Aku mencintaimu. Sungguh. Mengetahui hari ini kau tak lagi sendiri ketika berada diperpustakaan, aku masih menggubris pada hatiku kau tak akan seperti itu padaku. Aku mendekati mejamu lalu kau bilang “ini dia yang selalu aku ceritakan padamu” Deg… Kau tau? Kau yang tak memilihku adalah hal paling sulit yang bisa ku mengerti. Aku masih belum mengerti. Jika kau ingin tahu, aku kesesakan dalam status yang menyedihkan ini. Aku terkatung-katung sendirian. Meminum asam dan garam, membiarkan kamu meneguk hal-hal manis. Begitu dekatnya kita, mengapa matamu masih belum terbuka dan hatimu masih tertutup ragu?

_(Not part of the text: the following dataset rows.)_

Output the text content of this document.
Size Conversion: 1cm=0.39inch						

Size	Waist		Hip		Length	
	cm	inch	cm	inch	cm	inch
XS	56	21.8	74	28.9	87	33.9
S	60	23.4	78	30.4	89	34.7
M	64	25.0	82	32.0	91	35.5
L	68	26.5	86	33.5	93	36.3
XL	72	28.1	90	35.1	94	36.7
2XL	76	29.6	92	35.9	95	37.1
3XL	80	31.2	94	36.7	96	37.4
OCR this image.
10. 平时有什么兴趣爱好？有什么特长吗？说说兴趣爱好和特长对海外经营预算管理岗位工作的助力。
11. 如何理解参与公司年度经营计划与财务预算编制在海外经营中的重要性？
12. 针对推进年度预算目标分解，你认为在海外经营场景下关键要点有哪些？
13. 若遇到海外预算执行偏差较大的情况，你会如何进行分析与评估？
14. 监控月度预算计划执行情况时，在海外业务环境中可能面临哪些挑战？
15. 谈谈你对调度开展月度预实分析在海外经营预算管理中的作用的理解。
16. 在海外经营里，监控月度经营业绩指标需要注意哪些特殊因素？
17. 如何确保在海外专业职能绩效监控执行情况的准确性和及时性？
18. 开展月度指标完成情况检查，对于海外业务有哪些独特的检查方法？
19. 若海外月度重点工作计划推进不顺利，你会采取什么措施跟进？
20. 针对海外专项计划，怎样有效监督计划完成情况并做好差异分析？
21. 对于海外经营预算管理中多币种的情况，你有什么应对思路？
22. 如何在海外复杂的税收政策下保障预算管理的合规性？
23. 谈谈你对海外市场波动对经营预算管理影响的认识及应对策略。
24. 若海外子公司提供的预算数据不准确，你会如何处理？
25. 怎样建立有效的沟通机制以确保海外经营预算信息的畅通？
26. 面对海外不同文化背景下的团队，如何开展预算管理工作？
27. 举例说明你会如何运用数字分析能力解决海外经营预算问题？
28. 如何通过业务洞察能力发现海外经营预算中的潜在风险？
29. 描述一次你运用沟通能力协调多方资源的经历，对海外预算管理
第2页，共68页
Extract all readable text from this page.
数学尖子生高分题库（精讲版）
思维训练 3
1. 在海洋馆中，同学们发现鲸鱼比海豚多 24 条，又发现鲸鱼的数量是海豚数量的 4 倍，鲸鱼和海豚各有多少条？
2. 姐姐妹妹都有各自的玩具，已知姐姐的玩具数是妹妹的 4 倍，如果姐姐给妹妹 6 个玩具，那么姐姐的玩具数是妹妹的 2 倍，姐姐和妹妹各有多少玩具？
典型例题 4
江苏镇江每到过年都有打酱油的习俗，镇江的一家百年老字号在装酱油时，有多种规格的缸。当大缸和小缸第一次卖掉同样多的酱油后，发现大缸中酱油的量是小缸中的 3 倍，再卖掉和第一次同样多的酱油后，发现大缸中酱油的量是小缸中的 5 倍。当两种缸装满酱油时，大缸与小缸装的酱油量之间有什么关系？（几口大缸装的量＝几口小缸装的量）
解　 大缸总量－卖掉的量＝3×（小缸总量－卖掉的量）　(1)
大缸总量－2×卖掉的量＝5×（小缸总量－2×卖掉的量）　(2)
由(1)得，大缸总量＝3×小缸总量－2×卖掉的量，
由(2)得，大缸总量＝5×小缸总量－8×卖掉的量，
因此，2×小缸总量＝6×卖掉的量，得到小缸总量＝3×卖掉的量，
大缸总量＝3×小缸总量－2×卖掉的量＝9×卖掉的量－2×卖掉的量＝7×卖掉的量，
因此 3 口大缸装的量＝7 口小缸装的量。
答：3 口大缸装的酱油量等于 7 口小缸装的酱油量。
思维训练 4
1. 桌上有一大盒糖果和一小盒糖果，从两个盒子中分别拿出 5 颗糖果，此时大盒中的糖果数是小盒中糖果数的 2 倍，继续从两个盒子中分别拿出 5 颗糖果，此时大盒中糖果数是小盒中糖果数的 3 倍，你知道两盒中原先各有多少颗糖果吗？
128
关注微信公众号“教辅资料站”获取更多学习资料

Sejak dulu, harusnya tak perlu kuperhatikan kamu sedetail itu. Sejak pertama bertemu, harusnya tak perlu menyukaimu. Sejak kita mulai bisa berbicara berdua harusnya tak kuterima kontakmu dan kamu hubungi aku dengan begitu lugu. Sejak tahu kehadiranmu, harusnya aku tak menggubris. Aku terlalu penasaran, terlalu mengikuti rasa keingintahuanku. Jika dari awal aku tak mengenalmu, mungkin aku tak akan tahu rasanya meluruhkan air mata di pipi.


Dibalik semuanya, aku hanya seorang wanita yang mengagumimu dalam hatinya, hanya seorang wanita yang jatuh hati dalam diam tanpa bisa mengungkapkan.